Je m'étais fait une joie d'écrire ce billet pour le quatrième anniversaire du blog, qui est aussi le mien (d'anniversaire) rêvant qu'il coïnciderait peut-être avec le millième article. Faut-il multiplier le nombre des années par 7 pour mieux rendre compte de leur poids comme on le fait pour l'âge d'un chien ou d'un chat ? En tout cas, entrer dans la cinquième année, je vous assure que cela ne s'est pas fait d'un claquement de clavier.
Je voulais un billet sensible, qui marque, qui soit un bilan et qui vous fasse plaisir, qui maintienne votre désir de lecture et qui vous récompense de vos visites. Et puis la vie, façon de parler, en a décidé autrement. Un lecteur particulier a disparu, et même si je savais que des milliers d'autres restaient, mon énergie s'est effondrée. Comme si continuer d'écrire était une trahison envers lui qui fut le premier à découvrir les articles, décrocher le téléphone pour les commenter, et surtout encourager, encourager, encourager, jusqu'à ce que le blog ait atteint une vitesse de croisière lui permettant de voguer sans ce carburant quotidien.

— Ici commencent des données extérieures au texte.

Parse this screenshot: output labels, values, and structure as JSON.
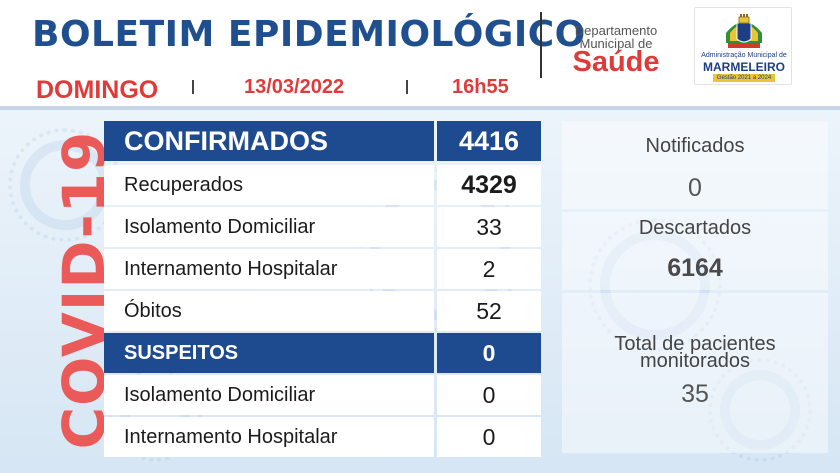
{
  "header": {
    "title": "BOLETIM EPIDEMIOLÓGICO",
    "day": "DOMINGO",
    "date": "13/03/2022",
    "time": "16h55"
  },
  "department": {
    "line1": "Departamento",
    "line2": "Municipal de",
    "name": "Saúde"
  },
  "logo": {
    "line1": "Administração Municipal de",
    "line2": "MARMELEIRO",
    "line3": "Gestão 2021 a 2024"
  },
  "side_label": "COVID-19",
  "table": {
    "confirmed": {
      "label": "CONFIRMADOS",
      "value": "4416"
    },
    "confirmed_rows": [
      {
        "label": "Recuperados",
        "value": "4329"
      },
      {
        "label": "Isolamento Domiciliar",
        "value": "33"
      },
      {
        "label": "Internamento Hospitalar",
        "value": "2"
      },
      {
        "label": "Óbitos",
        "value": "52"
      }
    ],
    "suspected": {
      "label": "SUSPEITOS",
      "value": "0"
    },
    "suspected_rows": [
      {
        "label": "Isolamento Domiciliar",
        "value": "0"
      },
      {
        "label": "Internamento Hospitalar",
        "value": "0"
      }
    ]
  },
  "side_stats": {
    "notified": {
      "label": "Notificados",
      "value": "0"
    },
    "discarded": {
      "label": "Descartados",
      "value": "6164"
    },
    "monitored": {
      "label_line1": "Total de pacientes",
      "label_line2": "monitorados",
      "value": "35"
    }
  },
  "colors": {
    "title_blue": "#1f4f8f",
    "accent_red": "#e03b3b",
    "header_row_blue": "#1e4a8f",
    "covid_red": "#ea5a58"
  }
}
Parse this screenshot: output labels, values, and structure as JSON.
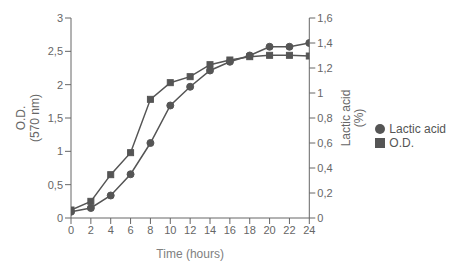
{
  "chart_data": {
    "type": "line",
    "xlabel": "Time (hours)",
    "ylabel": "O.D.\n(570 nm)",
    "y2label": "Lactic acid\n(%)",
    "x": [
      0,
      2,
      4,
      6,
      8,
      10,
      12,
      14,
      16,
      18,
      20,
      22,
      24
    ],
    "series": [
      {
        "name": "O.D.",
        "color": "#555555",
        "marker": "square",
        "values": [
          0.12,
          0.25,
          0.65,
          0.98,
          1.78,
          2.03,
          2.12,
          2.3,
          2.37,
          2.42,
          2.44,
          2.44,
          2.43
        ]
      },
      {
        "name": "Lactic acid",
        "color": "#555555",
        "marker": "circle",
        "axis": "y2",
        "values": [
          0.05,
          0.08,
          0.18,
          0.35,
          0.6,
          0.9,
          1.05,
          1.18,
          1.25,
          1.3,
          1.37,
          1.37,
          1.4
        ]
      }
    ],
    "xlim": [
      0,
      24
    ],
    "xticks": [
      0,
      2,
      4,
      6,
      8,
      10,
      12,
      14,
      16,
      18,
      20,
      22,
      24
    ],
    "ylim": [
      0,
      3
    ],
    "yticks": [
      0,
      {
        "value": 0.5,
        "label": "0,5"
      },
      1,
      {
        "value": 1.5,
        "label": "1,5"
      },
      2,
      {
        "value": 2.5,
        "label": "2,5"
      },
      3
    ],
    "y2lim": [
      0,
      1.6
    ],
    "y2ticks": [
      0,
      {
        "value": 0.2,
        "label": "0,2"
      },
      {
        "value": 0.4,
        "label": "0,4"
      },
      {
        "value": 0.6,
        "label": "0,6"
      },
      {
        "value": 0.8,
        "label": "0,8"
      },
      1,
      {
        "value": 1.2,
        "label": "1,2"
      },
      {
        "value": 1.4,
        "label": "1,4"
      },
      {
        "value": 1.6,
        "label": "1,6"
      }
    ],
    "legend": "right",
    "grid": false
  }
}
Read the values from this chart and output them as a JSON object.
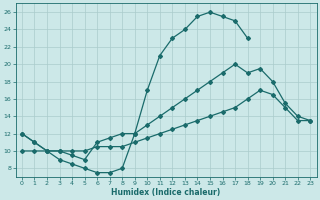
{
  "xlabel": "Humidex (Indice chaleur)",
  "background_color": "#cce8e8",
  "grid_color": "#aacccc",
  "line_color": "#1a6b6b",
  "xlim": [
    -0.5,
    23.5
  ],
  "ylim": [
    7,
    27
  ],
  "xticks": [
    0,
    1,
    2,
    3,
    4,
    5,
    6,
    7,
    8,
    9,
    10,
    11,
    12,
    13,
    14,
    15,
    16,
    17,
    18,
    19,
    20,
    21,
    22,
    23
  ],
  "yticks": [
    8,
    10,
    12,
    14,
    16,
    18,
    20,
    22,
    24,
    26
  ],
  "curve1_x": [
    0,
    1,
    2,
    3,
    4,
    5,
    6,
    7,
    8,
    9,
    10,
    11,
    12,
    13,
    14,
    15,
    16,
    17,
    18
  ],
  "curve1_y": [
    12,
    11,
    10,
    9,
    8.5,
    8,
    7.5,
    7.5,
    8,
    12,
    17,
    21,
    23,
    24,
    25.5,
    26,
    25.5,
    25,
    23
  ],
  "curve2_x": [
    0,
    1,
    2,
    3,
    4,
    5,
    6,
    7,
    8,
    9,
    10,
    11,
    12,
    13,
    14,
    15,
    16,
    17,
    18,
    19,
    20,
    21,
    22,
    23
  ],
  "curve2_y": [
    12,
    11,
    10,
    10,
    9.5,
    9,
    11,
    11.5,
    12,
    12,
    13,
    14,
    15,
    16,
    17,
    18,
    19,
    20,
    19,
    19.5,
    18,
    15.5,
    14,
    13.5
  ],
  "curve3_x": [
    0,
    1,
    2,
    3,
    4,
    5,
    6,
    7,
    8,
    9,
    10,
    11,
    12,
    13,
    14,
    15,
    16,
    17,
    18,
    19,
    20,
    21,
    22,
    23
  ],
  "curve3_y": [
    10,
    10,
    10,
    10,
    10,
    10,
    10.5,
    10.5,
    10.5,
    11,
    11.5,
    12,
    12.5,
    13,
    13.5,
    14,
    14.5,
    15,
    16,
    17,
    16.5,
    15,
    13.5,
    13.5
  ]
}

La croisière a cessé brutalement de m'amuser.
J'avais encore tout frais à la mémoire les derniers de Vigan, Foenkinos, Blondel, Fontanel, Brisac et compagnie ... Que la compagnie me pardonne, elle comprendra. Il a fallu encore que je me précipite sur le Pas d'inquiétude de Brigitte Giraud et maintenant sur le J'ai réussi à rester en vie de Joyce Carol Oates dont le récit est plus puissant et plus doux à la fois qu'une plaquette de Bromazepan.
Il a fallu aussi que j'alourdisse mon poignet de la montre qu'il m'avait réclamé, l'ayant oublié dans sa précipitation à rejoindre l’hôpital, dans ce service qui lui avait sauvé la vie à trois reprises, et qui sans ménagement estima ce coup là que son cœur était en bout de course et qu'il n'y aurait pas de prolongation à espérer. Trente ans après la première charte d'humanisation de cet hôpital je découvre, effarée, qu'un médecin peut sans sourciller commenter le dossier d'un "patient" -jamais le mot ne fut si juste- en affirmant devant lui qu'après être sorti du coma, le cœur étant désormais stable dans sa médiocrité, le retour à domicile est prévu sous peu, avec une simple prescription de Doliprane et d'un léger anxiolytique ... après avoir déprescrit (j'ignorais le terme jusque là) l'anti-hypertenseur et tous les autres médicaments nécessaires à sa survie depuis dix ans.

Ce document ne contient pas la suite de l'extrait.